Click on the red arrow icon to launch Vodafone Sat Nav, then press Yes to allow Telemap to use its satellites to hunt you down. A screen offering Where To, Place/Business, Where am I, My places and Inbox then appears. Choose Where Am I to bring up a 2D map of your current environs and press the BlackBerry’s central navigational ball to display the address and geo-reference. Press again to save your current location, entering details such as the company name and number, if you wish.

For actual navigation, you can enter a town or street name or a postcode. We typed in the name of a London suburb and choose the Drive rather than Walk option for a particular hostelry. The BlackBerry Curve 8310 was ready to set off even before we’d grabbed our coats, almost immediately telling us to turn right out of PC Advisor Towers. Less than six seconds later it announced that it had finished downloading data for the complete route – admittedly less than 10 miles away, but necessitating some tricky one way routes through the City of London.

Directions are provided by a female with a clear voice and who sounds authoritative rather than bossy. Should you misinterpret prompts the BlackBerry Curve 8310 requires, you’re notified by a gentle ping rather than a loud and irritating error sound. As with previous satellite-navigation software we’ve tried on BlackBerry handsets, you move around the map using the numeric keys.

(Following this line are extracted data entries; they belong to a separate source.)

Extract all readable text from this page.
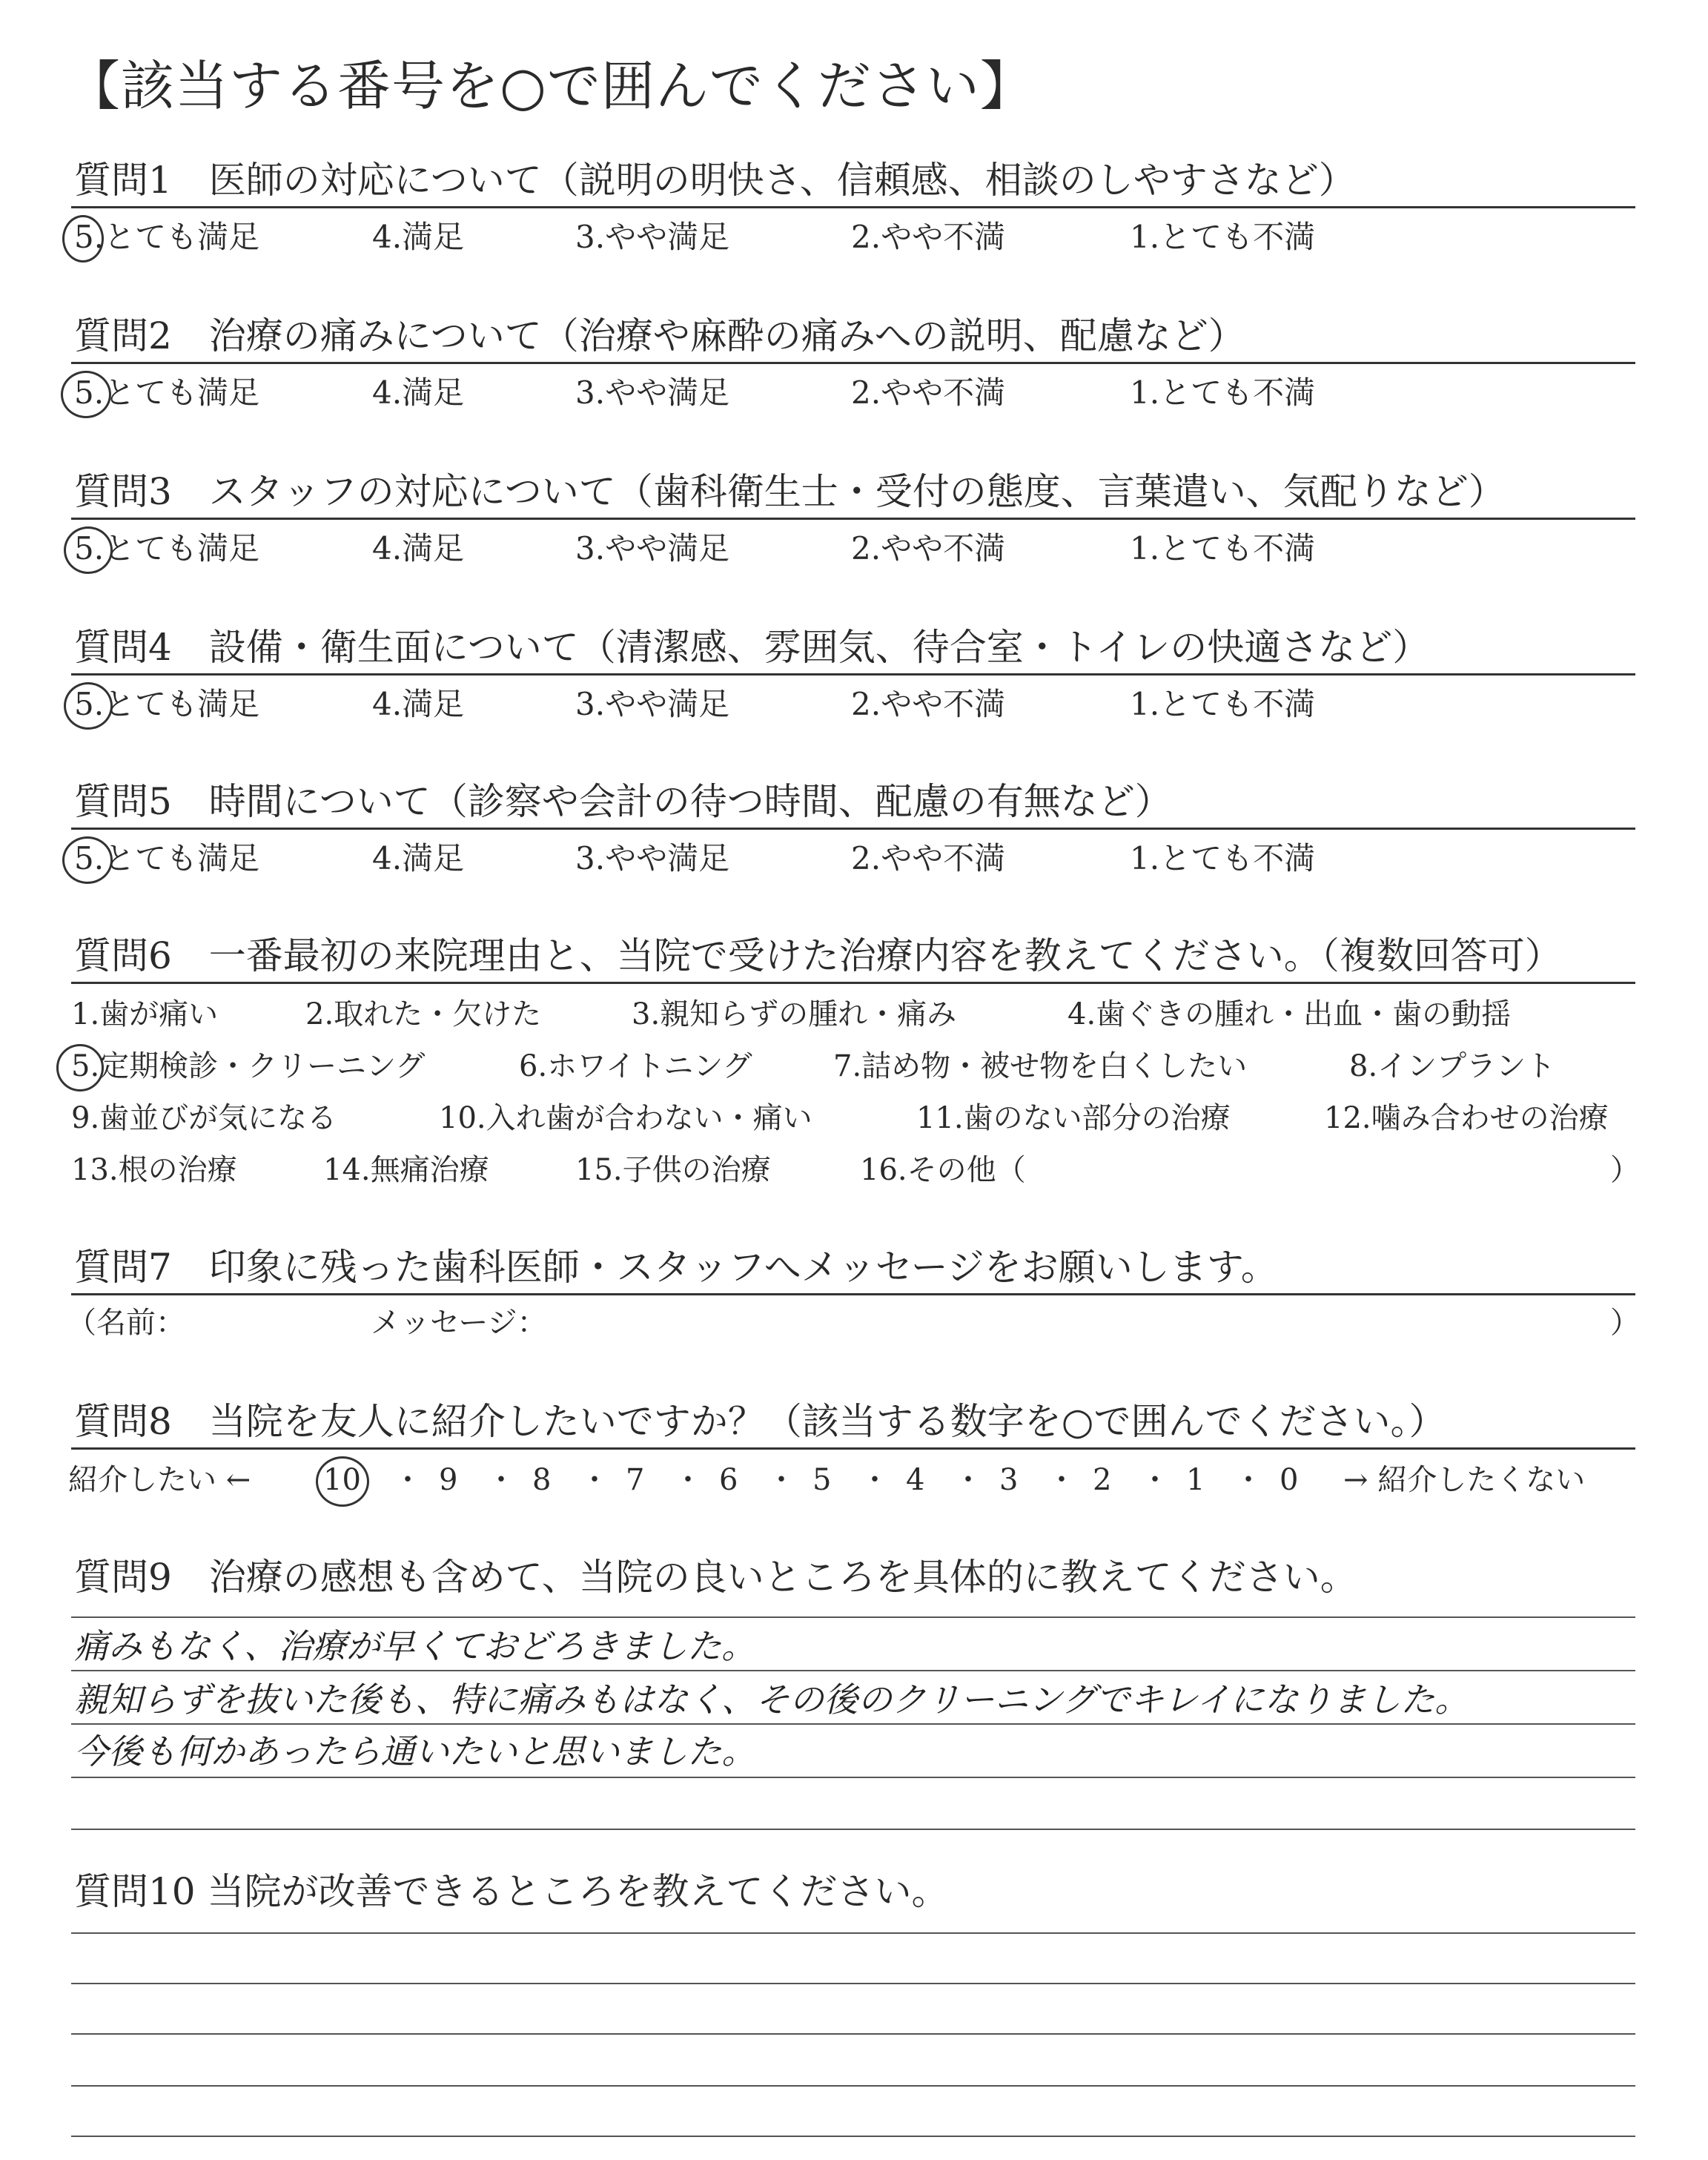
【該当する番号を○で囲んでください】
質問1　医師の対応について（説明の明快さ、信頼感、相談のしやすさなど）
5.とても満足	4.満足	3.やや満足	2.やや不満	1.とても不満
質問2　治療の痛みについて（治療や麻酔の痛みへの説明、配慮など）
5.とても満足	4.満足	3.やや満足	2.やや不満	1.とても不満
質問3　スタッフの対応について（歯科衛生士・受付の態度、言葉遣い、気配りなど）
5.とても満足	4.満足	3.やや満足	2.やや不満	1.とても不満
質問4　設備・衛生面について（清潔感、雰囲気、待合室・トイレの快適さなど）
5.とても満足	4.満足	3.やや満足	2.やや不満	1.とても不満
質問5　時間について（診察や会計の待つ時間、配慮の有無など）
5.とても満足	4.満足	3.やや満足	2.やや不満	1.とても不満
質問6　一番最初の来院理由と、当院で受けた治療内容を教えてください。（複数回答可）
1.歯が痛い	2.取れた・欠けた	3.親知らずの腫れ・痛み	4.歯ぐきの腫れ・出血・歯の動揺
5.定期検診・クリーニング	6.ホワイトニング	7.詰め物・被せ物を白くしたい	8.インプラント
9.歯並びが気になる	10.入れ歯が合わない・痛い	11.歯のない部分の治療	12.噛み合わせの治療
13.根の治療	14.無痛治療	15.子供の治療	16.その他（	）
質問7　印象に残った歯科医師・スタッフへメッセージをお願いします。
（名前：	メッセージ：	）
質問8　当院を友人に紹介したいですか？（該当する数字を○で囲んでください。）
紹介したい ← 10 ・ 9 ・ 8 ・ 7 ・ 6 ・ 5 ・ 4 ・ 3 ・ 2 ・ 1 ・ 0 → 紹介したくない
質問9　治療の感想も含めて、当院の良いところを具体的に教えてください。
痛みもなく、治療が早くておどろきました。
親知らずを抜いた後も、特に痛みもはなく、その後のクリーニングでキレイになりました。
今後も何かあったら通いたいと思いました。
質問10 当院が改善できるところを教えてください。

Google Maps takes noticeably longer to pick up a signal in heavily built up areas and defaults to showing relatively large geographical areas, although moving around the screen and zooming in and out is faster and easier. Press 0 to jump to your current location, indicated by a flashing blue ball, then move around the map using the orb (first introduced with the BlackBerry Pearl and common to all subsequent BlackBerry handsets).